Fed.R.Civ.P. 17(b) provides that “[t]he capacity of a corporation to sue or be sued shall be determined by the law under which it was organized.” Rule 17(b) applies to dissolved corporations. 6 C. Wright & A. Miller, Federal Practice and Procedure § 1563 (1971). The district court followed Rule 17(b), and applied California law to determine whether Parr Industrial could be sued.

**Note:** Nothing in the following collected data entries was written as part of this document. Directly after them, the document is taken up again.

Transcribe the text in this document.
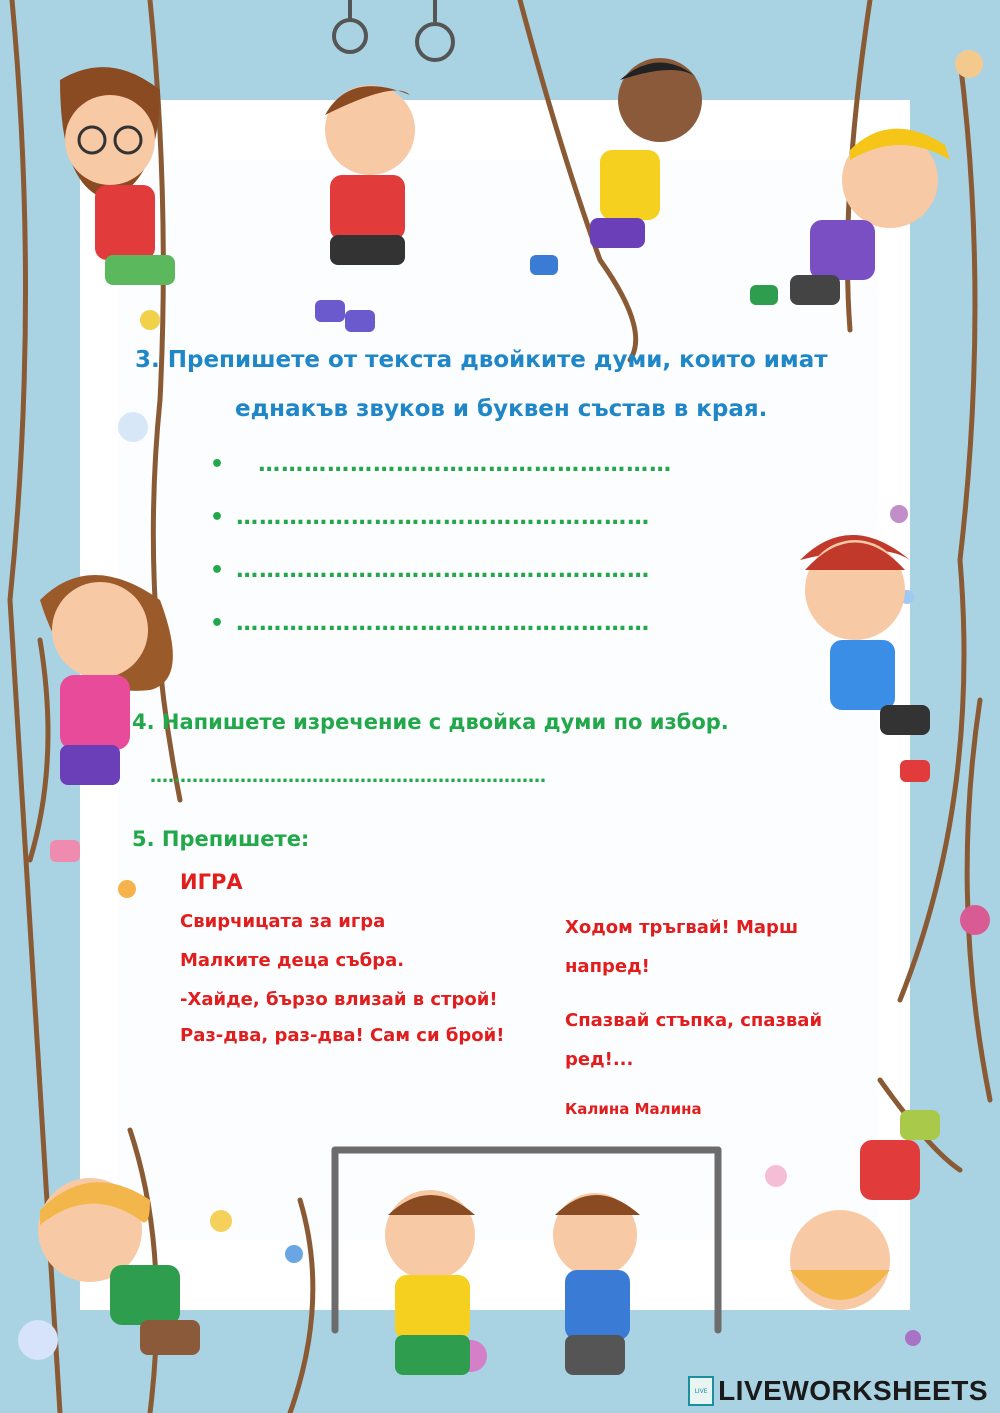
3. Препишете от текста двойките думи, които имат
еднакъв звуков и буквен състав в края.
• ………………………………………………
• ………………………………………………
• ………………………………………………
• ………………………………………………
4. Напишете изречение с двойка думи по избор.
…………………………………………………………
5. Препишете:
ИГРА
Свирчицата за игра
Малките деца събра.
-Хайде, бързо влизай в строй!
Раз-два, раз-два! Сам си брой!
Ходом тръгвай! Марш
напред!
Спазвай стъпка, спазвай
ред!...
Калина Малина
LIVE LIVEWORKSHEETS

Levin contends, citing no persuasive authority, that Rule 17(b) should not be followed here because the result will be to allow California state law to defeat the assertion of an important federal right. Other courts have relied on Rule 17(b) in applying state law to determine whether a corporation has the capacity to be sued under CERCLA. See Northeastern Pharmaceutical & Chemical Co., 810 F.2d at 746; Missouri v. Bliss, 23 ERC 1978, 1982 (E.D.Mo.1985) [Available on WESTLAW, DCT database]. We hold that the district court properly applied California law pursuant to Rule 17(b).
III.
Finally, Levin argues that, if California law applies under Rule 17(b), and if California law would bar its suit against Parr Industrial, CERCLA should be interpreted to preempt California law. Levin notes that CERCLA subjects certain persons to liability “[notwithstanding any other provision or rule of law,” 42 U.S.C. § 9607, and that state law is preempted whenever it “stands as an obstacle to the accomplishment and execution of the full purposes and objectives of Congress.” Michigan Canners & Freezers Association v. Agricultural Marketing & Bargaining Board, 467 U.S. 461, 469, 104 S.Ct. 2518, 2522, 81 L.Ed.2d 399 (1984). Levin then argues that, to the extent that California law prevents imposition of liability on a dissolved corporation, it impedes and obstructs the basic purposes of CERCLA, and is invalid.
Levin’s preemption argument turns on its characterization of the California law here involved as law limiting imposition of liability. A more accurate characterization is that the law determines capacity to be sued. Levin’s interpretation, if followed, would prevent courts from looking to state law to determine whether a dissolved corporation could be sued in any case involving a federal cause of action. We reject this reasoning and hold that CERCLA does not preempt California law determining capacity to be sued.
AFFIRMED.
. These substances allegedly included dichlorodiphenyltrichloroethane (DDT), dichlorodiphenyldichloroethylene (DDE), dichlorodiphenyldichloroethane (DDD), aldrin, lindane, dieldrin, and heavy metals.
. Parr Industrial complains that Levin raised these issues for the first time on appeal. Because these issues are purely legal ones which do not depend on the factual record developed below, we exercise our discretion to resolve them. Bolker v. Commissioner of Internal Revenue, 760 F.2d 1039, 1042 (9th Cir.1985).